The bank’s net revenue was down two per cent at 5.2 billion Swiss francs. The results were well below the expectations of analysts polled by Swiss financial news agency AWP, who had anticipated seeing a net profit of 620 million Swiss francs on 5.3 billion in revenues during the quarter.
Following the news, the bank saw its share price plunge 5.36 per cent to 8.63 Swiss francs in late morning trading as the Swiss stock exchange’s main SMI index inched up 0.34 per cent.
Credit Suisse’s results were especially dragged down by its international wealth management business, which saw its revenues plunge 20 per cent from a year earlier, due to a drop in investment revenues and “adverse foreign exchange and interest rate movements.” The investment banking sector meanwhile saw revenues swell 11 per cent year-on-year as activities picked up again, especially in Asia.
AFP
4.43am: Airbus flies into red in third quarter
European aircraft maker Airbus said one-off charges related to the deep job cuts announced earlier this year pushed it deep into the red in the third quarter.
Airbus said in a statement that it booked a net loss of 767 million euros ($US900 million) in the period from July to September, compared with profit of 989 million euros a year earlier.
Operating or underlying profit fell by 49 per cent to 820 million euros and revenues declined by 27 per cent to 11.2 billion euros, the statement said.
Earnings were hit by a restructuring charge of 1.2 billion euros related to the decision to axe 15,000 jobs.
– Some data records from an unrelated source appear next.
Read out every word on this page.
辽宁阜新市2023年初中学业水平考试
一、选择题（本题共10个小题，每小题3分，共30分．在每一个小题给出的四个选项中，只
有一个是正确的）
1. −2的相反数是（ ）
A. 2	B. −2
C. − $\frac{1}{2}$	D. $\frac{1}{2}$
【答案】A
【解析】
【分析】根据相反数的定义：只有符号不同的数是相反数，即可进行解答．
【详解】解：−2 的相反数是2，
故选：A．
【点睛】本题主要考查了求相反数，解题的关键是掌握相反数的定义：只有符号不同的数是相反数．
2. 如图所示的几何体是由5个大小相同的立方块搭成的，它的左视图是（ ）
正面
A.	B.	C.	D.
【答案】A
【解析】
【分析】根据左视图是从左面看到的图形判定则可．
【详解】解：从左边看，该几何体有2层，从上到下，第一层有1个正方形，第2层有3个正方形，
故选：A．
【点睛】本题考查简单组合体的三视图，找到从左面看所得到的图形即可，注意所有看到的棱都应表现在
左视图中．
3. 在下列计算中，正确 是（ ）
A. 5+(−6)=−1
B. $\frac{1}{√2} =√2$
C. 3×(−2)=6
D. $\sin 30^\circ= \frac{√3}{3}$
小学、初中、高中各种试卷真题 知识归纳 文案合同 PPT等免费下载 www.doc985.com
And while Airbus said that uncertainty resulting from the coronavirus pandemic prevented it from issuing any earnings forecast for the whole year, it was confident it had stopped the cash haemorrhage seen earlier this year.
AFP
4.40am: Lloyds swings back to profit
Britain’s Lloyds Banking Group said it rebounded into the black in the third quarter, boosted by an “encouraging” recovery in business demand and lower impairments linked to coronavirus.
Profit after taxation hit £688 million ($US894 million, 761 million euros) in the three months to September, after a net loss of £461 million in the second quarter on COVID-19 fallout, LBG said in a statement.
The group had suffered a net loss of £238 million in the third quarter of 2019 when its performance had been hurt by the credit insurance mis-selling scandal.
Lloyds said that it took an extra £301-million charge linked to virus fallout in the reporting period.